I tempi tipici per progettare e sviluppare una landing page variano in base alla complessità: una landing standard 1-3 settimane, una landing complessa o sales long-form 3-6 settimane, una serie di landing variant per A/B testing su una campagna 2-4 settimane di setup più cicli iterativi successivi.
Domande frequenti
Dipende dalla tipologia e dalla complessità. Per una PMI italiana, range tipici sul solo design e sviluppo (escluso il copy strategico, la fotografia, eventuali video): landing standard (form di lead generation, struttura standard) 1.500-4.000 euro; landing personalizzata con design dedicato e contenuti specifici 4.000-10.000 euro; sales long-form con contenuti articolati e narrazione strutturata 8.000-20.000 euro; serie di landing per A/B testing su campagna (3-5 varianti coordinate) 6.000-15.000 euro. Il costo del copy strategico, dei contenuti specifici, della fotografia o dei video è spesso una voce separata di pari peso, soprattutto per landing che vendono qualcosa di non standard o per sales long-form. La gestione iterativa post-lancio (analisi performance, ottimizzazioni, A/B test) parte tipicamente da 500-1.500 euro/mese per le landing più strategiche.
Una landing per ogni campagna, quasi sempre. La principale leva di performance di una landing è la coerenza tra il messaggio della campagna che ha portato il visitatore lì e il messaggio della landing che lo accoglie (message match). Una landing generica che accoglie traffico da tre campagne diverse si trova a non rispondere bene a nessuna delle tre, e il tasso di conversione cala in tutte. L'investimento aggiuntivo per fare 3 landing invece di 1 si ripaga rapidamente grazie al tasso di conversione superiore in ogni campagna. La buona pratica è costruire un template di landing modulare (header, hero, sezioni standard, footer) che permette di produrre rapidamente varianti specifiche per ogni campagna mantenendo il sistema visivo e gli elementi tecnici (form, tracking, integrazioni) consolidati.

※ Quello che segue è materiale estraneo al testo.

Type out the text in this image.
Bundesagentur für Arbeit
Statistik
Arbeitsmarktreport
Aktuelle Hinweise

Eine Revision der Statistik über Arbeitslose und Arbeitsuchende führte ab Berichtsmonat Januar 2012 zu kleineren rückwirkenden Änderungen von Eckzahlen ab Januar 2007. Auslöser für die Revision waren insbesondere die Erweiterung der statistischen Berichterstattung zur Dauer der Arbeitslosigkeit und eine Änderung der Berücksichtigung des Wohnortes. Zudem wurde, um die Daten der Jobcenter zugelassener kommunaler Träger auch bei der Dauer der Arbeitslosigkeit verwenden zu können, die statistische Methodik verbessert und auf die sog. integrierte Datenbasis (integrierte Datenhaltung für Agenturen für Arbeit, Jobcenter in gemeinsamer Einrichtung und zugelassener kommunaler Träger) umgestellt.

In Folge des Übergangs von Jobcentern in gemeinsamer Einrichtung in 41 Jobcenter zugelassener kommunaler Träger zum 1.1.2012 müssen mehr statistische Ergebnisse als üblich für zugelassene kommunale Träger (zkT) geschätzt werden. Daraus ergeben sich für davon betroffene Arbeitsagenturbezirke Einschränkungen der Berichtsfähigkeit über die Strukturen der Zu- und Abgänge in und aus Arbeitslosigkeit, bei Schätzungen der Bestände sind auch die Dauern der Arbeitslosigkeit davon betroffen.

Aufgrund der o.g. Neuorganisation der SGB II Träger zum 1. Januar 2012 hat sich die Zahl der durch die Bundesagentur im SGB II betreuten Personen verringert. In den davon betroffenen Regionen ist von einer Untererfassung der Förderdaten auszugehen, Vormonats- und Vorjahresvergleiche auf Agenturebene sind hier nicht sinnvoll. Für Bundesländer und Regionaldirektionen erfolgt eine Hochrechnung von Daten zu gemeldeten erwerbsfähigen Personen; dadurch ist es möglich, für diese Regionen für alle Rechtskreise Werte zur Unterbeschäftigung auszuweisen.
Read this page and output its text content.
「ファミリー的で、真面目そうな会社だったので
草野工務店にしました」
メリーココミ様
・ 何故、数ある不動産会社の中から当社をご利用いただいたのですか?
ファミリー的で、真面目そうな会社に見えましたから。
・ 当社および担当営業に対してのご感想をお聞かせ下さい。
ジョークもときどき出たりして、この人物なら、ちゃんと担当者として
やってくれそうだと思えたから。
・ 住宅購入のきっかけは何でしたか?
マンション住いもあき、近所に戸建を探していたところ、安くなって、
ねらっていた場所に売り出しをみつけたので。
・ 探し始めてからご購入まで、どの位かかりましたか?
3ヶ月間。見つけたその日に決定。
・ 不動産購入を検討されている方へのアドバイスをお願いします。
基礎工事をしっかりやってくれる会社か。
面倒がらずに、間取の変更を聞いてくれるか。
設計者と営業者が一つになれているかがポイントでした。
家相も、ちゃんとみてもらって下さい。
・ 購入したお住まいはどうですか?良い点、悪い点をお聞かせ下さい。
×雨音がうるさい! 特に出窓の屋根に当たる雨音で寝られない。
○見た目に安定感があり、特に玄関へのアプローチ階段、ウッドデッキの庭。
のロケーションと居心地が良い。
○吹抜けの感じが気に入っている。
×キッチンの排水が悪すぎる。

Il numero di campi è uno dei singoli fattori più predittivi della conversione di una lead generation page. La regola operativa: chiedere il minimo necessario per qualificare il lead all'ingresso, e raccogliere informazioni aggiuntive nelle fasi successive del nurturing. Forme tipiche: per offerte ad alto attrito (per esempio richiesta demo software enterprise) 4-7 campi (nome, cognome, email, telefono, azienda, ruolo, eventualmente messaggio); per offerte a basso attrito (per esempio download white paper) 2-3 campi (nome, email, eventualmente azienda); per registrazione a evento gratuito 3-5 campi (nome, cognome, email, azienda, eventualmente posizione). Ogni campo in più sopra la soglia ottimale per la tipologia abbatte la conversione tipicamente del 5-15%. Per il B2B italiano c'è anche un fattore culturale: i visitatori dell'Europa del Sud sono più sospettosi di form lunghi rispetto al Nord Europa o agli Stati Uniti.